In 2009, before I started the work that would become this book, I’d just finished two traditional photojournalistic essays (both were strong bodies of work but neither sold to any editorial clients). As a freelancer this was a disaster. I then got an illness that confined me to my bed for about six months, so I began this work from a pretty dark place. I really believed it was my last shot, and it explains the nihilistic and apocalyptic choice of subject matter. I felt like an obsolete photographer making work on an obsolete film about an obsolete world. The Unseen still focuses on important issues but the aesthetic is so strong that I think most people will overlook the narrative – this is usually something you try to avoid as a documentary photographer because you’re subject is the primary focus. For these works it was more like an act of defiance and surrender, after years of trying to highlight these issues I was finally comfortable in the irony of showing a world on the brink of destruction to an audience that would probably only see the pretty colours.  

I think there is a role that art plays in secular societies that have shuffled off the confines of religion. The gallery is often a large sparse place like a church, and like a church it is somewhere often viewed in silence with not many people in it. I think an artist can help people see things they overlook, and that has value, but as for people being able to comprehend, that’s something else. People see what they want to see.
 
In many ways the book reads like an old alchemy textbook or some occult bible. Why did you decide to produce it the way you did?

The work is madness. To have spent six years researching and making a body of work of this scale on only 52 rolls of an incredibly rare film takes a certain amount of dedication and lunacy. The book begins with two quotes, the first is by a scientist who pioneered many uses of infrared film, and the second is a quote from a fictional scientist in Jules Verne’s Journey to the Centre of the Earth. I think these two short texts summarise the entire book, a body of work both based in reality and fantasy, connected by the fanaticism of an enquiring mind. Photography is both science and art and this work is somewhere between both of those worlds.

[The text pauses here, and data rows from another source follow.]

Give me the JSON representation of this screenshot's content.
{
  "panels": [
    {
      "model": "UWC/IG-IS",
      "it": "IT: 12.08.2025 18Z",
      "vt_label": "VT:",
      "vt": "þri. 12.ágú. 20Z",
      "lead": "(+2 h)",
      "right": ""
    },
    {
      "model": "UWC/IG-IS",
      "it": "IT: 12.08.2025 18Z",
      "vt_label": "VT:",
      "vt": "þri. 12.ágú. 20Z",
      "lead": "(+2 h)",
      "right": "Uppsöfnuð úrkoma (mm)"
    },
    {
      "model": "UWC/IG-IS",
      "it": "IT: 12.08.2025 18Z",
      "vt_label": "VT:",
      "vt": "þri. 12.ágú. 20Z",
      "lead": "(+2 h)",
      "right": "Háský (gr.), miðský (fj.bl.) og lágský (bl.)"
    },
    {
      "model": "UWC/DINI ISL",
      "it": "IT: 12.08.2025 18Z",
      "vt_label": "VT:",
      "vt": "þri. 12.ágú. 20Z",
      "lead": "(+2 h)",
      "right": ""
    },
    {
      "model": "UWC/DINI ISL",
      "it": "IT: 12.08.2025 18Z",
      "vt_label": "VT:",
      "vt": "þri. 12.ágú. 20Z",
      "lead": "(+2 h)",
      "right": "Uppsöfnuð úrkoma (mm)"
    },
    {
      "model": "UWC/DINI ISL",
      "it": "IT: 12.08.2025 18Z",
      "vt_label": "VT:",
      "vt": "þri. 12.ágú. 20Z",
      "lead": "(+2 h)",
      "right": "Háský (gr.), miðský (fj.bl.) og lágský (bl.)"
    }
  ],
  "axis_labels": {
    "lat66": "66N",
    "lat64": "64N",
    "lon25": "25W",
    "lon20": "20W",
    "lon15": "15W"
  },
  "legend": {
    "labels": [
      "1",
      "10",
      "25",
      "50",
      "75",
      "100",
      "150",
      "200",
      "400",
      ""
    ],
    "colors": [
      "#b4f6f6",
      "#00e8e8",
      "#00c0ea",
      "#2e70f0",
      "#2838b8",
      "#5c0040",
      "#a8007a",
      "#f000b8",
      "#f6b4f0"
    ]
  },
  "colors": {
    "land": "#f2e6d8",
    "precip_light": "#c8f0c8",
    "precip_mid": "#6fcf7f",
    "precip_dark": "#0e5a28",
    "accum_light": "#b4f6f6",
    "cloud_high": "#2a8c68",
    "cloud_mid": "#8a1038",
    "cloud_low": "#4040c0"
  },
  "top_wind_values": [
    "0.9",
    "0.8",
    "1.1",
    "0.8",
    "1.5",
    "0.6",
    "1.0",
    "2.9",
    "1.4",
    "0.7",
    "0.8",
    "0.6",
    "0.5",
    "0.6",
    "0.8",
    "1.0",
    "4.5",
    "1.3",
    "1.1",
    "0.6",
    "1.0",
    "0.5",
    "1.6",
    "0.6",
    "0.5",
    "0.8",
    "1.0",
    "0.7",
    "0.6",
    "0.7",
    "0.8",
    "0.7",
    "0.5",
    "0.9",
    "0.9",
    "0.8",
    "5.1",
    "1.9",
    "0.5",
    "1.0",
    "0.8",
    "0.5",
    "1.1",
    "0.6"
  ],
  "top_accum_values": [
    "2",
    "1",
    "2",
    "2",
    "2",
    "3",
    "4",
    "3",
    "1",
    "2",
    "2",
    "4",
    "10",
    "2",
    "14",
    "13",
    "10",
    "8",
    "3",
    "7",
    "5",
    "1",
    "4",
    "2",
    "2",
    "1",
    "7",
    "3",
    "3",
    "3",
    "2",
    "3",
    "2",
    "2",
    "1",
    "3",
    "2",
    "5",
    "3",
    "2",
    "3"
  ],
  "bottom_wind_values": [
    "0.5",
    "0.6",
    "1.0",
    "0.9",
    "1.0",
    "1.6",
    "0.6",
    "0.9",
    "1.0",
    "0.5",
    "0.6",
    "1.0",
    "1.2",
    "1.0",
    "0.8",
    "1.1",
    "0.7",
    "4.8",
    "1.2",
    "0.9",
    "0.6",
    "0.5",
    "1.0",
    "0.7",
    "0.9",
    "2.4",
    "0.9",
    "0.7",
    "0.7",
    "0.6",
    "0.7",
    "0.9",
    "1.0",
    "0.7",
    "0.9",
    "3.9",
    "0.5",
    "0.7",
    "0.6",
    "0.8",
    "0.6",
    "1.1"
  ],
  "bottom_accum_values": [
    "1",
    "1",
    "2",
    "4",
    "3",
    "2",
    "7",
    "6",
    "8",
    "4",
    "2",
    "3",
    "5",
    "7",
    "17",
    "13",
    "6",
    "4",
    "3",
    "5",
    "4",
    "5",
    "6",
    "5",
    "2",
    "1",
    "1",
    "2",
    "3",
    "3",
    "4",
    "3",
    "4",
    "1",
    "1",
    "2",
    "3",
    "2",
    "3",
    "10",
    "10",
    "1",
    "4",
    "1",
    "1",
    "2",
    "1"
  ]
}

I wanted the book itself to inhabit the world that I photographed within the book. So the design of the cover looks antiquated and esoteric, like a cursed book you could read aloud from and that would open a portal to another world. The cover is elusive in that it doesn’t look like a photography book, instead it looks like a novel about a banned 1920s cult.

The book is divided into chapters, with ones on flooding, astronomy, and forestry. Much like a scientific atlas, but there are corruptions within it. Certain pages have physically moved into other chapters and certain subjects seem to be able to move within the book itself. The beekeeper portraits of The Apiary follow the chapter in the book on astrophotography, framing the context in which we perceive them so they could also now be spacemen. The beekeepers protective clothing can also be read as a hazmat suit, which then foreshadows the final chapter made in the Red Forest of Chernobyl.  Like a psychedelic experience the works of each chapter refused to be defined, and like a dream they melt into each other. Scientific enquiry within the history of photography was always focused on factual documentation – this work questions the reliability of our history.

What is the next project that you will be working on now that the book is complete?

In this book I unintentionally killed God. I went looking for ghosts in a haunted village; dissected animal organs, documented overlooked flood victims, visited an abandoned radioactive city, and gazed into deep space. There were no ghosts in the village, there was no soul in the meat, no redemption for the refugees, no return to the city and no heavens in the stars. For my next project I want to try and create something, I have successfully de-programed myself out of compassion for a doomed parallel world and now unburdened I hope to be able to find something else, something good.